Muhammad Mustafá Sulaymán
Death: August 14, 1981
Place of Birth: Egypt
Location of Death: Cairo, Egypt
Burial Location: No cemetery details
Mustafa discovered the Bahá’í Faith when he heard of ‘Abdu’l-Bahá when was sixteen. He later visited a friend working at a telegraph office and saw he had a copy of Ten Days in the Light of Acca which another visitor saw prompting them to comment negatively on ‘Abdu’l-Bahá. Mustafa declared himself a Bahá’í in response. He married Farida Naimi which was the first Bahá’í marriage to take place in Egypt and his children were the first to be officially registered as Bahá’ís in the country.
Mustafa was serving on the National Spiritual Assembly of Egypt and Sudan as of 1929 and he served on the body for many years, often as secretary or chairman.

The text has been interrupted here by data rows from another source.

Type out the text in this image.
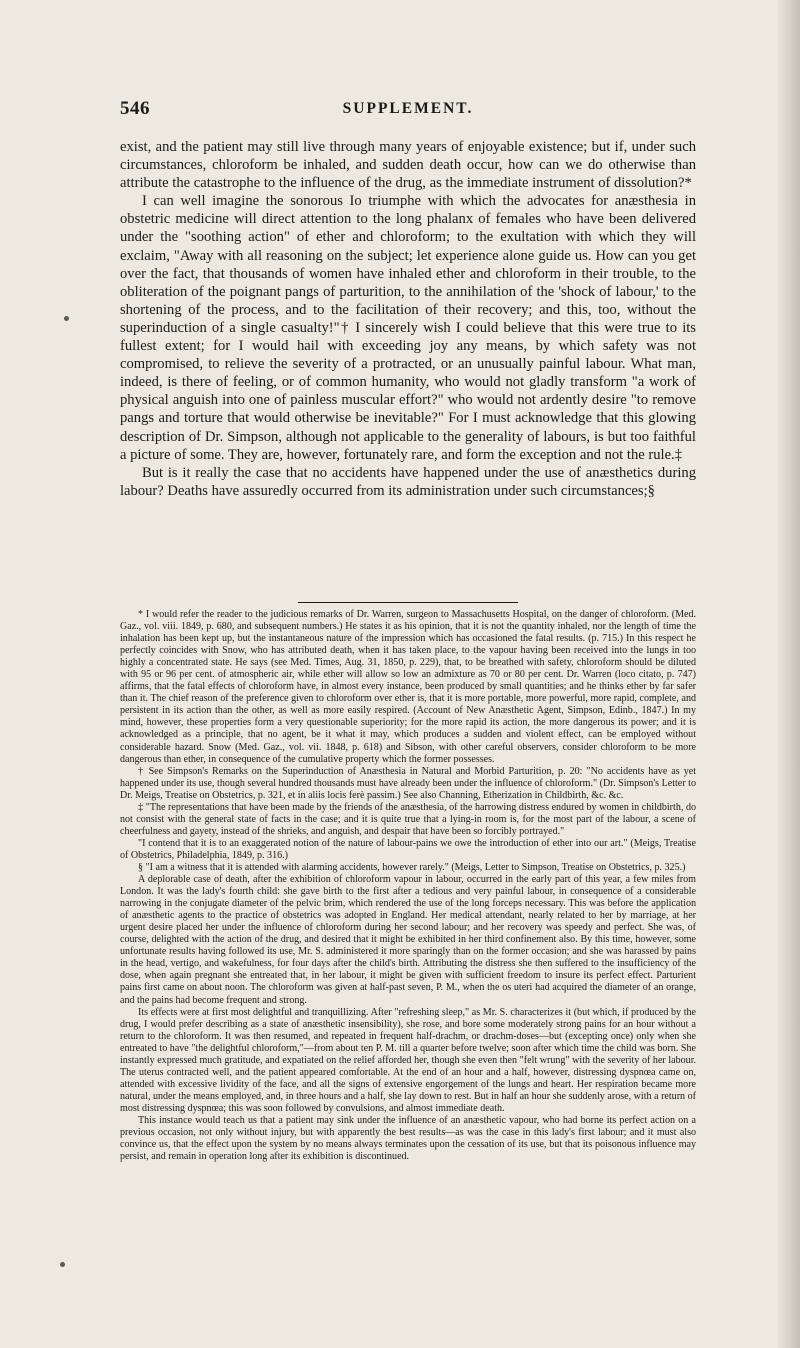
546	SUPPLEMENT.

exist, and the patient may still live through many years of enjoyable existence; but if, under such circumstances, chloroform be inhaled, and sudden death occur, how can we do otherwise than attribute the catastrophe to the influence of the drug, as the immediate instrument of dissolution?*

I can well imagine the sonorous Io triumphe with which the advocates for anæsthesia in obstetric medicine will direct attention to the long phalanx of females who have been delivered under the "soothing action" of ether and chloroform; to the exultation with which they will exclaim, "Away with all reasoning on the subject; let experience alone guide us. How can you get over the fact, that thousands of women have inhaled ether and chloroform in their trouble, to the obliteration of the poignant pangs of parturition, to the annihilation of the 'shock of labour,' to the shortening of the process, and to the facilitation of their recovery; and this, too, without the superinduction of a single casualty!"† I sincerely wish I could believe that this were true to its fullest extent; for I would hail with exceeding joy any means, by which safety was not compromised, to relieve the severity of a protracted, or an unusually painful labour. What man, indeed, is there of feeling, or of common humanity, who would not gladly transform "a work of physical anguish into one of painless muscular effort?" who would not ardently desire "to remove pangs and torture that would otherwise be inevitable?" For I must acknowledge that this glowing description of Dr. Simpson, although not applicable to the generality of labours, is but too faithful a picture of some. They are, however, fortunately rare, and form the exception and not the rule.‡

But is it really the case that no accidents have happened under the use of anæsthetics during labour? Deaths have assuredly occurred from its administration under such circumstances;§

* I would refer the reader to the judicious remarks of Dr. Warren, surgeon to Massachusetts Hospital, on the danger of chloroform. (Med. Gaz., vol. viii. 1849, p. 680, and subsequent numbers.) He states it as his opinion, that it is not the quantity inhaled, nor the length of time the inhalation has been kept up, but the instantaneous nature of the impression which has occasioned the fatal results. (p. 715.) In this respect he perfectly coincides with Snow, who has attributed death, when it has taken place, to the vapour having been received into the lungs in too highly a concentrated state. He says (see Med. Times, Aug. 31, 1850, p. 229), that, to be breathed with safety, chloroform should be diluted with 95 or 96 per cent. of atmospheric air, while ether will allow so low an admixture as 70 or 80 per cent. Dr. Warren (loco citato, p. 747) affirms, that the fatal effects of chloroform have, in almost every instance, been produced by small quantities; and he thinks ether by far safer than it. The chief reason of the preference given to chloroform over ether is, that it is more portable, more powerful, more rapid, complete, and persistent in its action than the other, as well as more easily respired. (Account of New Anæsthetic Agent, Simpson, Edinb., 1847.) In my mind, however, these properties form a very questionable superiority; for the more rapid its action, the more dangerous its power; and it is acknowledged as a principle, that no agent, be it what it may, which produces a sudden and violent effect, can be employed without considerable hazard. Snow (Med. Gaz., vol. vii. 1848, p. 618) and Sibson, with other careful observers, consider chloroform to be more dangerous than ether, in consequence of the cumulative property which the former possesses.

† See Simpson's Remarks on the Superinduction of Anæsthesia in Natural and Morbid Parturition, p. 20: "No accidents have as yet happened under its use, though several hundred thousands must have already been under the influence of chloroform." (Dr. Simpson's Letter to Dr. Meigs, Treatise on Obstetrics, p. 321, et in aliis locis ferè passim.) See also Channing, Etherization in Childbirth, &c. &c.

‡ "The representations that have been made by the friends of the anæsthesia, of the harrowing distress endured by women in childbirth, do not consist with the general state of facts in the case; and it is quite true that a lying-in room is, for the most part of the labour, a scene of cheerfulness and gayety, instead of the shrieks, and anguish, and despair that have been so forcibly portrayed."

"I contend that it is to an exaggerated notion of the nature of labour-pains we owe the introduction of ether into our art." (Meigs, Treatise of Obstetrics, Philadelphia, 1849, p. 316.)

§ "I am a witness that it is attended with alarming accidents, however rarely." (Meigs, Letter to Simpson, Treatise on Obstetrics, p. 325.)

A deplorable case of death, after the exhibition of chloroform vapour in labour, occurred in the early part of this year, a few miles from London. It was the lady's fourth child: she gave birth to the first after a tedious and very painful labour, in consequence of a considerable narrowing in the conjugate diameter of the pelvic brim, which rendered the use of the long forceps necessary. This was before the application of anæsthetic agents to the practice of obstetrics was adopted in England. Her medical attendant, nearly related to her by marriage, at her urgent desire placed her under the influence of chloroform during her second labour; and her recovery was speedy and perfect. She was, of course, delighted with the action of the drug, and desired that it might be exhibited in her third confinement also. By this time, however, some unfortunate results having followed its use, Mr. S. administered it more sparingly than on the former occasion; and she was harassed by pains in the head, vertigo, and wakefulness, for four days after the child's birth. Attributing the distress she then suffered to the insufficiency of the dose, when again pregnant she entreated that, in her labour, it might be given with sufficient freedom to insure its perfect effect. Parturient pains first came on about noon. The chloroform was given at half-past seven, P. M., when the os uteri had acquired the diameter of an orange, and the pains had become frequent and strong.

Its effects were at first most delightful and tranquillizing. After "refreshing sleep," as Mr. S. characterizes it (but which, if produced by the drug, I would prefer describing as a state of anæsthetic insensibility), she rose, and bore some moderately strong pains for an hour without a return to the chloroform. It was then resumed, and repeated in frequent half-drachm, or drachm-doses—but (excepting once) only when she entreated to have "the delightful chloroform,"—from about ten P. M. till a quarter before twelve; soon after which time the child was born. She instantly expressed much gratitude, and expatiated on the relief afforded her, though she even then "felt wrung" with the severity of her labour. The uterus contracted well, and the patient appeared comfortable. At the end of an hour and a half, however, distressing dyspnœa came on, attended with excessive lividity of the face, and all the signs of extensive engorgement of the lungs and heart. Her respiration became more natural, under the means employed, and, in three hours and a half, she lay down to rest. But in half an hour she suddenly arose, with a return of most distressing dyspnœa; this was soon followed by convulsions, and almost immediate death.

This instance would teach us that a patient may sink under the influence of an anæsthetic vapour, who had borne its perfect action on a previous occasion, not only without injury, but with apparently the best results—as was the case in this lady's first labour; and it must also convince us, that the effect upon the system by no means always terminates upon the cessation of its use, but that its poisonous influence may persist, and remain in operation long after its exhibition is discontinued.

He made several pilgrimages while serving on the Assembly during which he met with Shoghi Effendi and translated several important documents for him. He served on the body until at least 1936, and of 1940 he was no longer serving on the body.

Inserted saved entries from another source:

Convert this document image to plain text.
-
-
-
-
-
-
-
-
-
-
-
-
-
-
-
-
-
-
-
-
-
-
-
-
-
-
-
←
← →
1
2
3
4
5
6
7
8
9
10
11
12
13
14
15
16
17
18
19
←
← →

When the Ten Year Crusade was launched in 1953 he volunteered to pioneer to Spanish Sahara departing Cairo and using his savings to travel to Benghazi where his son, Rowshan, was living. His son and a pioneer living in Benghazi raised money to assist Mustafa in continuing to his post and by chance he met two other pioneers traveling to Morocco on a ship to Tangier. He arrived in Cabo Juby in Spanish Sahara on October 4, 1953, and was able to teach for three weeks before being deported to Morocco and he then moved to Benghazi on the advice of Shoghi Effendi remaining there until July 1954.
In 1954 Mustafa left Benghazi moving to Tunisia and ultimately returning to Egypt however he was appointed an Auxiliary Board member that year and returned to Tunisia to serve in the role by helping prepare the community for the formation of the National Spiritual Assembly of North West Africa. He remained in Tunisia until 1958 when he returned to Egypt after the Egyptian Government disbanded Bahá’í Institutions and he helped rally the community which caused him to be imprisoned in 1965 and 1972 although he was released after a short time on both occasions. In 1975 he was appointed as a Continental Counselor for Northern Africa by the Universal House of Justice and he served in the position until 1980 when the Continental Boards in Africa were merged into one body. He was appointed to the new Continental Board for Africa for a five year term in 1980 but passed away in Cairo in 1981 just one year into his term.